BRODSKY: Well, that`s a good -- that`s an excellent question. The only person that`s really going to know the answer to that is Stacy. But Stacy had the responsibility of four children. She adopted two of Kathleen Savio`s children and she has two of her own. So just kind of -- there was nothing for her to break away for. To leave -- just to make a clean break and leave is one way of doing it. But if she just tried to get a divorce, she would have the responsibility of those four children with her for the rest of her very young life and then...
GRACE: His children from another marriage would not be her responsibility.
BRODSKY: No, she adopted those two children.
GRACE: OK. Joel, I understand that your client is using the services of a PR guru. In fact, he was on the show the other night.
GRACE: If you believe -- if your client believes Stacy Peterson is actually alive, wouldn`t all of his PR problems be solved if he spent that money and got a PI and found her? Then he wouldn`t have a PR problem.
BRODSKY: Well, that`s true, and we have spent money and we have engaged PIs.
GRACE: Really? Who?
BRODSKY: Well, I don`t want -- all of them don`t want to disclose that they`re working. There`s two...

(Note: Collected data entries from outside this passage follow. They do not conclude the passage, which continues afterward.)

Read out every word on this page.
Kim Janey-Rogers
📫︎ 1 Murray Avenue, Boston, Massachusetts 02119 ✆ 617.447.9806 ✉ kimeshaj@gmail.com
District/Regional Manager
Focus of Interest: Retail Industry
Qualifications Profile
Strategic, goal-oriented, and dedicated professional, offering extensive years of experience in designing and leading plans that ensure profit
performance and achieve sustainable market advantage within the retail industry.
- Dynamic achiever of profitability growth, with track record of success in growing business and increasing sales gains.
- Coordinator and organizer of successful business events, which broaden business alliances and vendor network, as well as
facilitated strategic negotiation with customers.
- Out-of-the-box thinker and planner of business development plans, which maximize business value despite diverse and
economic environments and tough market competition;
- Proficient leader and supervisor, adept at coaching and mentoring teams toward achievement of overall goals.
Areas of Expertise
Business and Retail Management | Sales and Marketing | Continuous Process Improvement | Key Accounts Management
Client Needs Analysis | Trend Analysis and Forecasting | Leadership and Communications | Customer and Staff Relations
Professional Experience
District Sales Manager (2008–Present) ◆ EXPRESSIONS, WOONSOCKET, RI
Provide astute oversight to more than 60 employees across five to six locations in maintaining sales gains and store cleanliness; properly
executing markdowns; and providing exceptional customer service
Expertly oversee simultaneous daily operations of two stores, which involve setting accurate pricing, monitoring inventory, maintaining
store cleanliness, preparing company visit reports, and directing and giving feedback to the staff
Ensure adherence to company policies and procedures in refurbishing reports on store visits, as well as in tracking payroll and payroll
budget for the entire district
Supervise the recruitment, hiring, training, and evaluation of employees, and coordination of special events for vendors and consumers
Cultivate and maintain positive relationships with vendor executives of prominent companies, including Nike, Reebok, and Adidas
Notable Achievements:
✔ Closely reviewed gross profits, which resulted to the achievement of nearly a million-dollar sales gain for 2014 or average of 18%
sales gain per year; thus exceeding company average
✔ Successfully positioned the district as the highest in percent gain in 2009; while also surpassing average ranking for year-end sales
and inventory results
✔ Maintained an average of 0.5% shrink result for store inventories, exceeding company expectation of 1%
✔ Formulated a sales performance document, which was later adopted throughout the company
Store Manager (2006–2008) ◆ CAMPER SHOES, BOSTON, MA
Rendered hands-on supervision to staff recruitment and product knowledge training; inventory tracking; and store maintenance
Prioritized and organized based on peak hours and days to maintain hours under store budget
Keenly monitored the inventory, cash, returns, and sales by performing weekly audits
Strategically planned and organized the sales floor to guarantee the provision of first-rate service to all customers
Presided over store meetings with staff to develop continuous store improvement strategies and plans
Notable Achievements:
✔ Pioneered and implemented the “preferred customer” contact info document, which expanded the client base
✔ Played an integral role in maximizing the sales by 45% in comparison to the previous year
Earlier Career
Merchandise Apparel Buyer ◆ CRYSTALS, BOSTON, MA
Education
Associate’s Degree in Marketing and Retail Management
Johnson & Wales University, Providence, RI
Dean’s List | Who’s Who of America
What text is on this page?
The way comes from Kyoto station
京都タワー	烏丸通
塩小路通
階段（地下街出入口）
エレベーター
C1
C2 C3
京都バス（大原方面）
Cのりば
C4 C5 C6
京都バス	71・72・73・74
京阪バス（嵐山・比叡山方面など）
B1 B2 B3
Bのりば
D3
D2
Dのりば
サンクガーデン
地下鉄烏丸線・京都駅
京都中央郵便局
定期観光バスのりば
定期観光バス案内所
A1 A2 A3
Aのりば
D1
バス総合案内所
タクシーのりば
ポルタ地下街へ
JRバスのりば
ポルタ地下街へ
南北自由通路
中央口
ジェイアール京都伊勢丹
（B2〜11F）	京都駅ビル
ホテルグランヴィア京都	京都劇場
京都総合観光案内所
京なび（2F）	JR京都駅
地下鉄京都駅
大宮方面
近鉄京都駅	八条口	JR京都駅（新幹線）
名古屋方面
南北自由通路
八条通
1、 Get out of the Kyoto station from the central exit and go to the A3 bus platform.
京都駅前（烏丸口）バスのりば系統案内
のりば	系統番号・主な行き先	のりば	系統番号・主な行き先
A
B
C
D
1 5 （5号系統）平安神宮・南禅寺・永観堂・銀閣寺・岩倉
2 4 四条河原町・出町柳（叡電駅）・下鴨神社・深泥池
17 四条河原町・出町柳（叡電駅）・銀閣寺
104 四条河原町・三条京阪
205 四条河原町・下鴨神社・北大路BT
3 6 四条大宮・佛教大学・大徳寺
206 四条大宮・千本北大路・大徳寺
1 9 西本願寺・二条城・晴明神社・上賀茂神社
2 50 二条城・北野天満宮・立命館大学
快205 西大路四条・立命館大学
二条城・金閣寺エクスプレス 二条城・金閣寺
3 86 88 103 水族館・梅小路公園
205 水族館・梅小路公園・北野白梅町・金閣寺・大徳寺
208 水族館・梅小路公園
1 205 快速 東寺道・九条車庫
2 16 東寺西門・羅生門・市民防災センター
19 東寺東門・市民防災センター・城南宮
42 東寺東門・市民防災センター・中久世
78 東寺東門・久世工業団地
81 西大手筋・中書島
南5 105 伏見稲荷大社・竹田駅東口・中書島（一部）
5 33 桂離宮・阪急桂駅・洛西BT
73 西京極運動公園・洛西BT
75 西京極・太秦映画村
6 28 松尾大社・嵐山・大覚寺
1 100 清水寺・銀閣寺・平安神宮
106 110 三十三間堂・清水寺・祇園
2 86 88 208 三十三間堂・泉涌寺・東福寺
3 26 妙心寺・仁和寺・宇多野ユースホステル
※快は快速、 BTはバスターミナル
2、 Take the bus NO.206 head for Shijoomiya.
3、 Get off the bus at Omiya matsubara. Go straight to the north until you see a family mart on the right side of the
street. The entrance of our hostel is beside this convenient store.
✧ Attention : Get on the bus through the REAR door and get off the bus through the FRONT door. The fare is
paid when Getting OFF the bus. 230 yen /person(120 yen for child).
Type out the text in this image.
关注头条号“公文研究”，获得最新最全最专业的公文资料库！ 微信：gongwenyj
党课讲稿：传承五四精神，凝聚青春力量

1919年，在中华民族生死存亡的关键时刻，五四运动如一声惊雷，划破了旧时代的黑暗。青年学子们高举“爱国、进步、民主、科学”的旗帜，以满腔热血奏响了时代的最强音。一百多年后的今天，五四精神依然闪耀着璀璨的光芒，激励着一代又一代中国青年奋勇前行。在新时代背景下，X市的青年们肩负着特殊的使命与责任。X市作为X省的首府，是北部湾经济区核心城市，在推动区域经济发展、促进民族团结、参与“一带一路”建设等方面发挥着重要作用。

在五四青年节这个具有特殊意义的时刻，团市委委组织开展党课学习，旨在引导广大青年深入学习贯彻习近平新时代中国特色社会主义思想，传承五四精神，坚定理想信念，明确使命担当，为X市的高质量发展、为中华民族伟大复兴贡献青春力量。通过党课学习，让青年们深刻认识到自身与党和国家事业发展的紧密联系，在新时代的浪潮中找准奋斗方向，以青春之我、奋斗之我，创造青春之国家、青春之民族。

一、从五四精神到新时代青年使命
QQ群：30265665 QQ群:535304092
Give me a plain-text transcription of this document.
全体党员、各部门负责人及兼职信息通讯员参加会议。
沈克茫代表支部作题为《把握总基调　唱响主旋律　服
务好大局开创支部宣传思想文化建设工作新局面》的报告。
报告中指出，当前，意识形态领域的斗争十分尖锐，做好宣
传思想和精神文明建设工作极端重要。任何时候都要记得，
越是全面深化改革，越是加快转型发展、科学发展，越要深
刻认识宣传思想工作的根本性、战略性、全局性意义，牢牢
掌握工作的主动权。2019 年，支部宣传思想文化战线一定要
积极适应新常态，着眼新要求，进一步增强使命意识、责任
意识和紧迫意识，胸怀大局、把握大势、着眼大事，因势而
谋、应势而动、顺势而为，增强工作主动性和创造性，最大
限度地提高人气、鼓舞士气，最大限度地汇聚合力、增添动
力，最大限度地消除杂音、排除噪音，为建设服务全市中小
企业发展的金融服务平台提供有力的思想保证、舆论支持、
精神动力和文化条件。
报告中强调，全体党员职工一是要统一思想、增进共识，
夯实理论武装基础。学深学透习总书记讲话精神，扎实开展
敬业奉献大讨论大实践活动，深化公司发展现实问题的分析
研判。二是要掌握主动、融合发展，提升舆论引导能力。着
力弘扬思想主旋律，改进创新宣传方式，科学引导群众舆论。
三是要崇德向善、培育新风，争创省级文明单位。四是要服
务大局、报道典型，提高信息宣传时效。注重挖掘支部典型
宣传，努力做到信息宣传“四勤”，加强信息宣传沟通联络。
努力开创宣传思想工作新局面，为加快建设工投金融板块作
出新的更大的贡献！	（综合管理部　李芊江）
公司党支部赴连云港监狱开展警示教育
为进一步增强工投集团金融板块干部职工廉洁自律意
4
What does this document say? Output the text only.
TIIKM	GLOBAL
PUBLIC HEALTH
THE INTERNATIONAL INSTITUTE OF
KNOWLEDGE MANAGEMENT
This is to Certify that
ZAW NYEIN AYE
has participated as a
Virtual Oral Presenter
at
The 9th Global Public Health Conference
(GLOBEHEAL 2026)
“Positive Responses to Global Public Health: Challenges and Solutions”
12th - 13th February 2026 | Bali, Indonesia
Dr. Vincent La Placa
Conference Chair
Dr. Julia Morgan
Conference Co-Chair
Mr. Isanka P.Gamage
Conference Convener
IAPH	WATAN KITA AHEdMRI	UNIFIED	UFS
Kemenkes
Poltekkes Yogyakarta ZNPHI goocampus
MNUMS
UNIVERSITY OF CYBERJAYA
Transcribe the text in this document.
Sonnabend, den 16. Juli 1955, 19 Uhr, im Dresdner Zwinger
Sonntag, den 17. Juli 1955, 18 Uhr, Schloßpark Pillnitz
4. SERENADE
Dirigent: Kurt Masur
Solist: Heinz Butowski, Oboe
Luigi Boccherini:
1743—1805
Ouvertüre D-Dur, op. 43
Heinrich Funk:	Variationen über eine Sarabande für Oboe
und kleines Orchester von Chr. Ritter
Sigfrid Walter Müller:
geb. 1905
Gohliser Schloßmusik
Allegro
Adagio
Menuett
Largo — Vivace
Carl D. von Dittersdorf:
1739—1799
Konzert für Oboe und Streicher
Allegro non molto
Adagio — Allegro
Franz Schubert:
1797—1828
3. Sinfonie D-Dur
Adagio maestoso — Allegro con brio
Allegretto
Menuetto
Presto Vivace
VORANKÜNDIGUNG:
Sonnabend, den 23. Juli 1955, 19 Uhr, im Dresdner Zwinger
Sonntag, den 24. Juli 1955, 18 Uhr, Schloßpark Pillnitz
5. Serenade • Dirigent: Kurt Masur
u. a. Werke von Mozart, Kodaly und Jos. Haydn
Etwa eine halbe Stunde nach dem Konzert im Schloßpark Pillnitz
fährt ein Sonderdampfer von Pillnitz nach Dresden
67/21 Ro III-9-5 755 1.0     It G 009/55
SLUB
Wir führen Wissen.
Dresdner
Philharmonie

BRODSKY: They don`t what to disclose that they have Drew Peterson as a client. They`re afraid of the backlash and the effect it`ll have on their business. But we do have two people that are looking. Most of those type of searches, you know, it`s not like you`re out on the street. They do it electronically, you know, looking for people to pop up on the grid somewhere and...
GRACE: Pop up on what grid?
BRODSKY: You know, they would use -- they would do something that would get a lease. They would get a credit card. They would, you know, get a utility bill somewhere at some time, even overseas, go through passport control, some way, even some electronic signature...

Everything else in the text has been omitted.